The scores were 114-114, 115-113, and 116-112, as Ramirez won the 12th round on all three judges’ scorecards to clinch the victory.
“He was a very a tough and smart southpaw. He came well prepared,” Ramirez said. “He kept a good range and distance. That made it a tough, close fight, but I think I pulled it off in the championship rounds. I landed the most effective punches.”
Said Zepeda: “Jose Ramirez is a great fighter, and his fans really pushed him and gave him momentum.”

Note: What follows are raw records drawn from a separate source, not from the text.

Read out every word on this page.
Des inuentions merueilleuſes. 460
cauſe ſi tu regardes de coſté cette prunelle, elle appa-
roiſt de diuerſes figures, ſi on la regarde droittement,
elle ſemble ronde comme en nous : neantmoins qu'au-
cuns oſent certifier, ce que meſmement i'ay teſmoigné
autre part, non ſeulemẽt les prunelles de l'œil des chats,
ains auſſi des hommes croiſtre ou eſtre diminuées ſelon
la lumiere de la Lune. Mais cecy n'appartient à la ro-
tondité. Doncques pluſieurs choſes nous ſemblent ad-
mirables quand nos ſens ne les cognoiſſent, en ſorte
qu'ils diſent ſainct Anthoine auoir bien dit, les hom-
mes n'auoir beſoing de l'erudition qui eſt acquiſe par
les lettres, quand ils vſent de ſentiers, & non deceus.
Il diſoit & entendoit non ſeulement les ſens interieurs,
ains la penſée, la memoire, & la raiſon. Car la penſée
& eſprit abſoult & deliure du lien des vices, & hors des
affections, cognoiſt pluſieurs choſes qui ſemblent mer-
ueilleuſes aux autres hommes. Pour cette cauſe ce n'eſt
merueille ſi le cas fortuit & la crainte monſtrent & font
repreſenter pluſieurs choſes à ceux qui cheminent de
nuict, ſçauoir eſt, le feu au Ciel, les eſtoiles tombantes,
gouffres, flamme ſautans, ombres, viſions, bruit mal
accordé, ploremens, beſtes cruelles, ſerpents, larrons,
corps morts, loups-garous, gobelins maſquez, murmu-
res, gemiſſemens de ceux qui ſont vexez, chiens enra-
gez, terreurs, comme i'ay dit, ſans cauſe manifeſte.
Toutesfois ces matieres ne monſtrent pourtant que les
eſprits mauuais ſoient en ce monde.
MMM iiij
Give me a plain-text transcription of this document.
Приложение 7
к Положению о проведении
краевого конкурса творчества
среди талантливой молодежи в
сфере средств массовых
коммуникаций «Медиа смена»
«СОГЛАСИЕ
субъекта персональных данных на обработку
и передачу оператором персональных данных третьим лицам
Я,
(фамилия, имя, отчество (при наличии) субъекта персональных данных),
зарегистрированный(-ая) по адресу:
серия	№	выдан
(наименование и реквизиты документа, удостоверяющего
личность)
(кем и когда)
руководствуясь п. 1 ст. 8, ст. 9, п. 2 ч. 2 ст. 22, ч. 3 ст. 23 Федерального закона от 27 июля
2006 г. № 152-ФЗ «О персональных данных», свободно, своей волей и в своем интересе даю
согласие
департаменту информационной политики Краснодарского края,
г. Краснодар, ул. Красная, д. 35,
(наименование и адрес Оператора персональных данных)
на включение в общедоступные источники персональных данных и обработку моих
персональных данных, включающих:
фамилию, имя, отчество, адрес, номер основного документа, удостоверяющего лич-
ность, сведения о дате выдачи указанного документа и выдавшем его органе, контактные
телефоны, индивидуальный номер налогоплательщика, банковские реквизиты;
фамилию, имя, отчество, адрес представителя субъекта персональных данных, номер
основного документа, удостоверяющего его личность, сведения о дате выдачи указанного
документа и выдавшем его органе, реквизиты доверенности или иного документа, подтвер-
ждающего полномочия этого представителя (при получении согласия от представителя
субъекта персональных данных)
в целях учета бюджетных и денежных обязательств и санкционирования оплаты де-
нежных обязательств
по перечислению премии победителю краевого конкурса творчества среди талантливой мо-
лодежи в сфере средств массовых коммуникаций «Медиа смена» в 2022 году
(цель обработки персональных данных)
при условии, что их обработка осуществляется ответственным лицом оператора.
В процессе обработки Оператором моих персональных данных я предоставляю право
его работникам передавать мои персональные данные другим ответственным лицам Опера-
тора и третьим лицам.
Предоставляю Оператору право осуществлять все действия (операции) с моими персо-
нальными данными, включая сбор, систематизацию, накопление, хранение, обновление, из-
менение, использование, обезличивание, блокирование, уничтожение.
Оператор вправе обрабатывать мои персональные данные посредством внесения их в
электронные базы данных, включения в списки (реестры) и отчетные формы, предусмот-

As for what’s next, Ramirez mentioned unification bouts or perhaps a move up to welterweight. When it was all said and done, the Central Valley folk hero sent his fans home happy.
Beltran KO’s Okada
It’s a new weight, but the same Ray Beltran. The former lightweight world champion overcame a tough battle from Hiroki Okada to score a ninth-round knockout and win the vacant WBC Continental Americas and WBO Intercontinental 140-pound belts. Beltran (36-8-1, 22 KOs) lost his WBO lightweight world title to Jose Pedraza back in August, but put himself in the thick of the 140-pound title picture with his performance against the previously unbeaten Okada.
The action was fierce from the opening bell, with the two combatants waging a second round for the ages. Beltran knocked Okada (19-1, 13 KOs) down with a crisp left hook, only for Okada to stun Beltran later in the round.
“I knocked him down in the second round, but he came back and got me good, too,” Beltran said. “We knew his plan was to stay at distance and keep me at bay with the jab. Every time I threw my left hook, he kept covering very well. I saw an opening with the right hand and that’s why I started throwing it, and little by little, I kept shortening the distance until I connected with a big right hand and I stopped him.”
Beltran weathered the storm, pressed the action, and eventually wore down Okada. A pair of knockdowns in the ninth forced Okada’s corner to stop the fight. At the time of the stoppage, the judges’ scores read: 78-74 Beltran and 76-76 (2x).